O fato de Shyamalan passar mais de uma hora nessa toada, com Staple dando inúmeras variações do mesmo discurso enquanto vemos Crumb ser bombardeado com flashes que o fazem alternar entre suas personalidades múltiplas e Bruce Willis em mais uma atuação estilo piloto-automático, não chega a ajudar, tampouco o fato de o hospital Raven Hill ser provavelmente o hospital psiquiátrico mais sem-graça da história do cinema, ou a obsessão de Shyamalan em nos mostrar flashbacks dos filmes anteriores ao invés de desenvolver a história desse longa.
E há um porquê para isso:
O fato de que Shyamalan retoma, em Vidro, a insistência com os finais surpresa.
É difícil assistir ao desfecho de Vidro, e não imaginar que ele escreveu o resto do filme com aquilo em mente e ficou enchendo linguiça com jargão psiquiátrico e quadrinístico entre o prólogo e o terceiro ato de maneira despropositada até chegar onde gostaria. E aí, surge o maior problema de Vidro:
Seu final impossivelmente anti-climático.
Se houvesse uma conclusão épica para a história, talvez fôssemos capazes de perdoar mais facilmente o ritmo devagar, quase parando do (não) desenvolvimento da trama, e nem sequer me refiro ao grande confronto que acontece no fim do filme, novamente, uma cena de ação que se ressente da mão tenebrosa de Shyamalan para ação, e de uma edição confusa, com personagens aparecendo e desaparecendo de cena, mas à qualidade duvidosa de suas revelações.
Enquanto assistia Vidro, eu consegui me divertir graças à ambição que o filme demonstrava em determinados momentos.

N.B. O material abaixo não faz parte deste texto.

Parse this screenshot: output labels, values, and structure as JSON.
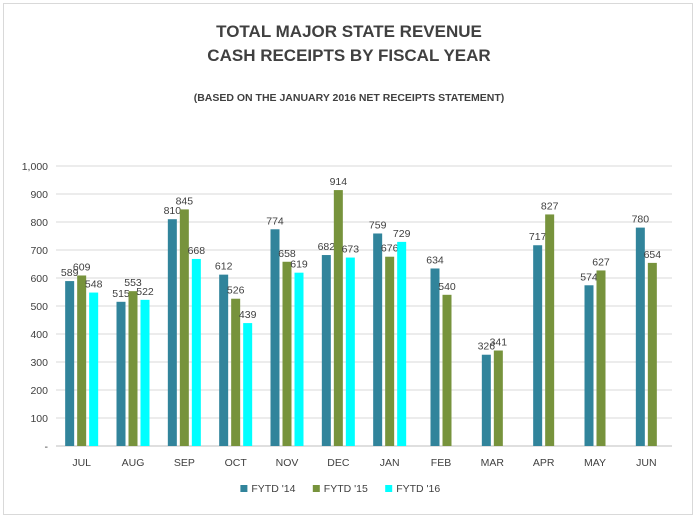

Há lampejos de qualidade em Vidro, que se comparam aos grandes momentos de Fragmentado, e de Corpo Fechado, geralmente os protagonizados por McAvoy, que segue entregando tudo o que havíamos visto no longa anterior, e mais (infelizmente com menos parceria, já que Anya Taylor-Joy é relegada à quase figuração) e a Spencer Treat Clark, que mantém muito de sua atuação mirim de anos atrás em sua versão adulta de Joseph.
É é pena que esses lampejos sejam raros, e aparentemente involuntários. Vidro consegue ser moroso e anti-climático, sem ser absolutamente ruim, seu maior inimigo é que, pelo universo em que transcorre, e pelas ideias que apresentava, é um produto final muito menor do que poderia ter sido, e isso, talvez, seja a pior coisa que pode acontecer a um filme.

"-Essa era uma história de origem o tempo todo."